Час проходил за часом, а Сакр аль-Бар всё ходил по шкафуту, заложив руки за спину и задумчиво склонив голову на грудь. На сердце у него было тяжело. Он понимал, что запутался в собственной паутине и выбраться из неё можно только ценою жизни. Однако собственное будущее меньше всего заботило его. Он потерял всё; жизнь его была разбита. Он, не задумываясь, отдал бы её ради спасения Розамунды. Но в том-то и заключалась причина его смятения и тревоги, что он не знал, как это сделать.
Так он и ходил по шкафуту, терзаясь одиночеством, ожидая чуда и моля о нём.
Глава 16
КОРЗИНА
Со времени отплытия прошло часов пятнадцать, а до захода солнца оставалось не более двух часов. Они подошли к длинной узкой бухте, стиснутой между утёсами мыса Аквила на южном берегу острова Форминтера. Сакр аль-Бар всё ещё был на шкафуте и очнулся от задумчивости лишь после того, как Асад громко окликнул его с юта и велел провести судно в бухту.
Ветер уже стихал, и пришлось перейти на вёсла, что в любом случае пришлось бы сделать, когда судно, миновав горловину бухты, войдёт в тихую, безветренную лагуну.
Сакр аль-Бар в свою очередь возвысил голос, и появились Виджителло и Ларок.
Виджителло свистком поднял на ноги помощников, и они побежали по проходу, понукая гребцов. Джаспер с полудюжиной матросов принялся убирать паруса, которые вяло полоскались под слабеющими вздохами ветра. Сакр аль-Бар приказал опустить вёсла на воду, и свисток Виджителло издал второй, более протяжный звук. Вёсла пошли вниз, рабы напряглись, и галеас, рассекая водную гладь, медленно двинулся вперёд под ритмичные удары тамтама, которыми помощник боцмана, сидевший на шкафуте, задавал такт. Сакр аль-Бар громко давал указания кормщикам, стоявшим по обоим бортам на корме.
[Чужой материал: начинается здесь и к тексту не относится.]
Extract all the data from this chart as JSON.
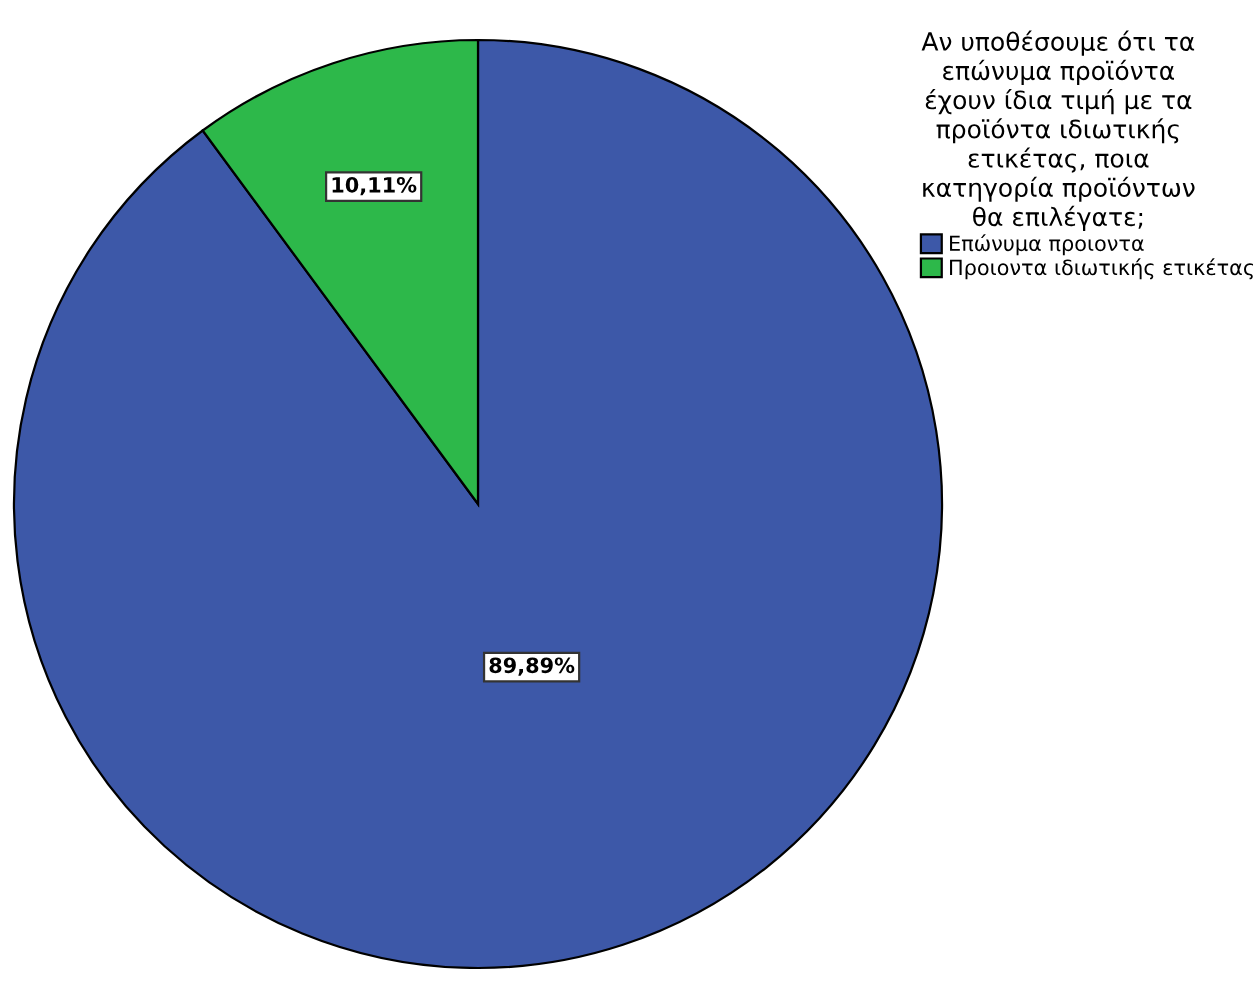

Прежде чем стать на якорь, Сакр аль-Бар, следуя железному правилу пиратов, развернул судно, чтобы при первой необходимости выйти в открытое море. Наконец они причалили к каменистым уступам пологого склона. Дикие козы, щипавшие траву на вершине холма, были единственными живыми существами в этом пустынном месте. Подножие холма поросло кустами ракитника, усыпанного золотистыми цветами; немного выше несколько искривлённых старостью оливковых деревьев вздымали вверх белёсые кроны, сверкавшие серебром в лучах закатного солнца. Ларок и двое матросов перелезли через правый фальшборт, легко спрыгнули на застывшие в горизонтальном положении вёсла и, перебравшись по ним на прибрежные скалы, принялись крепить канатами нос и корму судна.
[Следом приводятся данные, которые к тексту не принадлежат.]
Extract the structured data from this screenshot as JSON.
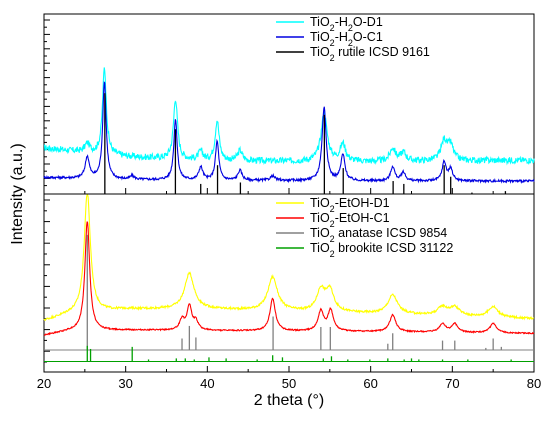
{
  "chart_data": [
    {
      "panel": "top",
      "type": "line",
      "x_range": [
        20,
        80
      ],
      "y_label": "Intensity (a.u.)",
      "y_ticks_labeled": false,
      "grid": false,
      "legend_position": "top-right",
      "series": [
        {
          "name_parts": [
            "TiO",
            "2",
            "-H",
            "2",
            "O-D1"
          ],
          "color": "#00ffff",
          "kind": "profile",
          "baseline": 3.45,
          "noise": 0.22,
          "background": [
            [
              20,
              3.2
            ],
            [
              30,
              2.6
            ],
            [
              40,
              2.3
            ],
            [
              60,
              2.25
            ],
            [
              80,
              2.35
            ]
          ],
          "peaks": [
            [
              25.3,
              0.6,
              0.35
            ],
            [
              27.4,
              6.0,
              0.28
            ],
            [
              36.1,
              4.2,
              0.3
            ],
            [
              39.2,
              0.6,
              0.35
            ],
            [
              41.2,
              2.8,
              0.3
            ],
            [
              44.0,
              0.7,
              0.35
            ],
            [
              54.3,
              3.3,
              0.45
            ],
            [
              56.6,
              1.2,
              0.4
            ],
            [
              62.7,
              0.9,
              0.4
            ],
            [
              64.0,
              0.6,
              0.4
            ],
            [
              69.0,
              1.4,
              0.45
            ],
            [
              69.8,
              1.0,
              0.4
            ]
          ]
        },
        {
          "name_parts": [
            "TiO",
            "2",
            "-H",
            "2",
            "O-C1"
          ],
          "color": "#0000e0",
          "kind": "profile",
          "baseline": 1.15,
          "noise": 0.08,
          "background": [
            [
              20,
              1.15
            ],
            [
              30,
              1.0
            ],
            [
              40,
              0.95
            ],
            [
              60,
              0.9
            ],
            [
              80,
              0.9
            ]
          ],
          "peaks": [
            [
              25.3,
              1.5,
              0.3
            ],
            [
              27.4,
              6.8,
              0.25
            ],
            [
              30.8,
              0.25,
              0.3
            ],
            [
              36.1,
              4.2,
              0.25
            ],
            [
              39.2,
              0.9,
              0.3
            ],
            [
              41.2,
              2.7,
              0.25
            ],
            [
              44.0,
              0.7,
              0.3
            ],
            [
              48.0,
              0.3,
              0.35
            ],
            [
              54.3,
              5.1,
              0.3
            ],
            [
              56.6,
              1.8,
              0.3
            ],
            [
              62.7,
              1.0,
              0.3
            ],
            [
              64.0,
              0.6,
              0.3
            ],
            [
              69.0,
              1.3,
              0.3
            ],
            [
              69.8,
              0.8,
              0.3
            ]
          ]
        },
        {
          "name_parts": [
            "TiO",
            "2",
            " rutile ICSD 9161"
          ],
          "color": "#000000",
          "kind": "sticks",
          "baseline": 0,
          "sticks": [
            [
              27.45,
              7.0
            ],
            [
              36.09,
              4.5
            ],
            [
              39.19,
              0.7
            ],
            [
              41.25,
              2.0
            ],
            [
              44.05,
              0.8
            ],
            [
              54.33,
              5.5
            ],
            [
              56.64,
              1.8
            ],
            [
              62.75,
              0.9
            ],
            [
              64.06,
              0.7
            ],
            [
              69.0,
              2.0
            ],
            [
              69.8,
              1.2
            ],
            [
              72.4,
              0.1
            ],
            [
              76.5,
              0.2
            ]
          ]
        }
      ]
    },
    {
      "panel": "bottom",
      "type": "line",
      "x_range": [
        20,
        80
      ],
      "xlabel": "2 theta (°)",
      "x_ticks": [
        20,
        30,
        40,
        50,
        60,
        70,
        80
      ],
      "y_label": "Intensity (a.u.)",
      "y_ticks_labeled": false,
      "grid": false,
      "legend_position": "top-right",
      "series": [
        {
          "name_parts": [
            "TiO",
            "2",
            "-EtOH-D1"
          ],
          "color": "#ffff00",
          "kind": "profile",
          "baseline": 5.6,
          "noise": 0.1,
          "background": [
            [
              20,
              4.9
            ],
            [
              23,
              5.5
            ],
            [
              30,
              6.0
            ],
            [
              40,
              6.0
            ],
            [
              60,
              5.6
            ],
            [
              80,
              5.1
            ]
          ],
          "peaks": [
            [
              25.3,
              11.5,
              0.45
            ],
            [
              37.8,
              3.4,
              0.7
            ],
            [
              48.0,
              3.2,
              0.7
            ],
            [
              53.9,
              2.0,
              0.6
            ],
            [
              55.0,
              2.0,
              0.6
            ],
            [
              62.7,
              1.8,
              0.7
            ],
            [
              68.8,
              0.8,
              0.7
            ],
            [
              70.3,
              0.8,
              0.7
            ],
            [
              75.0,
              1.0,
              0.7
            ]
          ]
        },
        {
          "name_parts": [
            "TiO",
            "2",
            "-EtOH-C1"
          ],
          "color": "#ff0000",
          "kind": "profile",
          "baseline": 3.6,
          "noise": 0.06,
          "background": [
            [
              20,
              3.5
            ],
            [
              23,
              3.9
            ],
            [
              30,
              4.0
            ],
            [
              40,
              3.95
            ],
            [
              60,
              3.85
            ],
            [
              80,
              3.7
            ]
          ],
          "peaks": [
            [
              25.3,
              10.5,
              0.35
            ],
            [
              36.9,
              1.0,
              0.35
            ],
            [
              37.8,
              2.3,
              0.35
            ],
            [
              38.6,
              0.8,
              0.35
            ],
            [
              48.0,
              3.1,
              0.4
            ],
            [
              53.9,
              1.9,
              0.4
            ],
            [
              55.1,
              2.0,
              0.4
            ],
            [
              62.7,
              1.6,
              0.45
            ],
            [
              68.8,
              0.8,
              0.45
            ],
            [
              70.3,
              0.8,
              0.45
            ],
            [
              75.0,
              0.9,
              0.45
            ]
          ]
        },
        {
          "name_parts": [
            "TiO",
            "2",
            " anatase ICSD 9854"
          ],
          "color": "#808080",
          "kind": "sticks",
          "baseline": 2.1,
          "sticks": [
            [
              25.3,
              11.0
            ],
            [
              36.9,
              1.1
            ],
            [
              37.8,
              2.3
            ],
            [
              38.6,
              1.2
            ],
            [
              48.05,
              3.2
            ],
            [
              53.9,
              2.2
            ],
            [
              55.06,
              2.2
            ],
            [
              62.1,
              0.6
            ],
            [
              62.7,
              1.6
            ],
            [
              68.8,
              0.9
            ],
            [
              70.3,
              0.9
            ],
            [
              74.1,
              0.2
            ],
            [
              75.0,
              1.1
            ],
            [
              76.0,
              0.3
            ]
          ]
        },
        {
          "name_parts": [
            "TiO",
            "2",
            " brookite ICSD 31122"
          ],
          "color": "#00a000",
          "kind": "sticks",
          "baseline": 1.0,
          "sticks": [
            [
              25.3,
              1.5
            ],
            [
              25.7,
              1.2
            ],
            [
              30.8,
              1.4
            ],
            [
              32.8,
              0.2
            ],
            [
              36.2,
              0.3
            ],
            [
              37.3,
              0.3
            ],
            [
              38.4,
              0.2
            ],
            [
              40.2,
              0.4
            ],
            [
              42.3,
              0.3
            ],
            [
              46.1,
              0.2
            ],
            [
              48.0,
              0.6
            ],
            [
              49.2,
              0.4
            ],
            [
              54.2,
              0.3
            ],
            [
              55.2,
              0.5
            ],
            [
              57.2,
              0.2
            ],
            [
              59.9,
              0.2
            ],
            [
              62.1,
              0.3
            ],
            [
              64.1,
              0.2
            ],
            [
              65.0,
              0.3
            ],
            [
              65.9,
              0.2
            ],
            [
              68.8,
              0.2
            ],
            [
              71.9,
              0.2
            ],
            [
              77.2,
              0.2
            ]
          ]
        }
      ]
    }
  ]
}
Оставалось назначить дозорного, и Сакр аль-Бар, выбрав Ларока, послал его на вершину холма, откуда хорошо просматривались прибрежные воды.
Медленно прохаживаясь с Марзаком по юту, паша предавался воспоминаниям о тех далёких днях, когда он простым матросом бороздил море и не раз заходил в эту бухту, скрываясь от преследования или устраивая засаду. Во всём Средиземном море, говорил он, трудно найти такую удобную бухту. Она служила надёжным убежищем в случае опасности и лучшим укрытием для того, чтобы подстеречь добычу. Паша вспомнил, как однажды скрывался здесь с целой флотилией из шести галер под командованием грозного Драгут-рейса[34], а на трёх судах генуэзского адмирала Дориа[35], величественно проплывавших мимо, никто даже не заподозрил об их близости.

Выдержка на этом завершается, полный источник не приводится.